So now to get rid of the component classes themselves. There's no actual need for that either. What you need is two things: some data stored somewhere for each component (component data) and some way to update that data (component behavior). What a component class does is combine those two, but there are other ways. For instance, creating a component system where there are managers for each component type. All component data is stored in arrays in the manager, accessed using the entity id (which is just an integer as I said above, more about that in my answer here). The behavior is one simple update() function in the manager class which updates all components it manages in one go, fully utilizing the cache locality and optimization benefits a single update loop provides.
The same thing could be done using component classes which are aligned in memory, but there are still a lot of issues with that approach, most important of which are memory/cache related. What happens when you delete a component from memory? You can't just move one of the other components into the empty space, since that would mess up all pointers pointing to that component. How big is your component class data? It may very well be about the size of one cache line (64 bytes in modern x86). If that's the case, your system will hardly be any faster than one where data is all over memory.
The biggest issue is how you use your data. How much component data do you need each update? Say you have a component with a position (vec3), velocity (vec3) and two other 4 byte variables. That's 32 bytes of data per component (assuming you don't use any virtual function crap). Now when you update your component, you may need all variables and you need to load all data. That's fine. Cache line size is 64 and your components are all packed in memory, so when you load one component, you automatically load the next one into cache. Great. Now what happens when you only need to access the position for another unrelated update loop. You load 64 bytes of data, but it's only got 2 vec3's you need. You've just wasted 40 loaded bytes of data. This is exactly what DOD is about avoiding.
If on the other hand, you had a component manager class which stores component data in number of arrays, one for positions, one for velocities and two for the other data, your cache will be utilized fully in both situations. So if you only need velocities, when it loads one, it will load 64 bytes around it into cache. That's more than five velocity vectors. When you need all data, it will do the same for the data in the other arrays.
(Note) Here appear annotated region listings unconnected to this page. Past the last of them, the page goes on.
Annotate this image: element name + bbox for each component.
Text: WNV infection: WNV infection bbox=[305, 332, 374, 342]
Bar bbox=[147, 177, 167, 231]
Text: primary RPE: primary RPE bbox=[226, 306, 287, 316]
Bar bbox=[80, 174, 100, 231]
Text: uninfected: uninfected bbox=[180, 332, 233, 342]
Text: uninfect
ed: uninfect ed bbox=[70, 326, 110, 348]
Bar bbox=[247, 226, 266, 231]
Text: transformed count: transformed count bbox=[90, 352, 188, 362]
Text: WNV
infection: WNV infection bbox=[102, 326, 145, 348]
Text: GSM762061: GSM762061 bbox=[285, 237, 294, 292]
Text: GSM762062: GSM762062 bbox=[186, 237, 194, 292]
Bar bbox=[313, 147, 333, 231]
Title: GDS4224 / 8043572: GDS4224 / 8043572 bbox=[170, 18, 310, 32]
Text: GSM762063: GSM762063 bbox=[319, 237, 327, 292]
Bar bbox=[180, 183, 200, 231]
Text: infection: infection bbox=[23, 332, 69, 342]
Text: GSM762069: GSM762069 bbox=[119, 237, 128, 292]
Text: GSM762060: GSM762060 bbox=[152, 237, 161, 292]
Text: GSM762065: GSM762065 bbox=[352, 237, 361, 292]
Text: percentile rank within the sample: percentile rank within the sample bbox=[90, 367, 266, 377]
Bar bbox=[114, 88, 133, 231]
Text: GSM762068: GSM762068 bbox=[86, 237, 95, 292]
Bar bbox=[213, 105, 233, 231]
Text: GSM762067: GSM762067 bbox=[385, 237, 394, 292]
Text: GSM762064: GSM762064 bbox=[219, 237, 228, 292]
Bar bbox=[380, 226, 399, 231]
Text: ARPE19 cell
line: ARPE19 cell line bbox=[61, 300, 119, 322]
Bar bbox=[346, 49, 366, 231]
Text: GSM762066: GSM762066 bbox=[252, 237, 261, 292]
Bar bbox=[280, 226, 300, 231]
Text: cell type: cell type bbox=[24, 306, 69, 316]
So to summarize, I'll quote a bit from another answer I gave here
So the goal of DOD isn't using linear arrays, it's maximizing cache utilization by placing data that is accessed at (about) the same time adjacent in memory. If you nearly always access 3 variables at the same time, you don't need to create 3 arrays for each variable, you could just as easily create a struct which contains only those 3 values and create an array of these structs. The best solution always depends on the way you use the data. If your access patterns are linear, but you don't always use all variables, go for separate linear arrays. If your access patterns are more irregular but you always use all variables at the same time, put them in a struct together and create an array of those structs.
Hope this helps! Let me know if anything is unclear or if I missed something!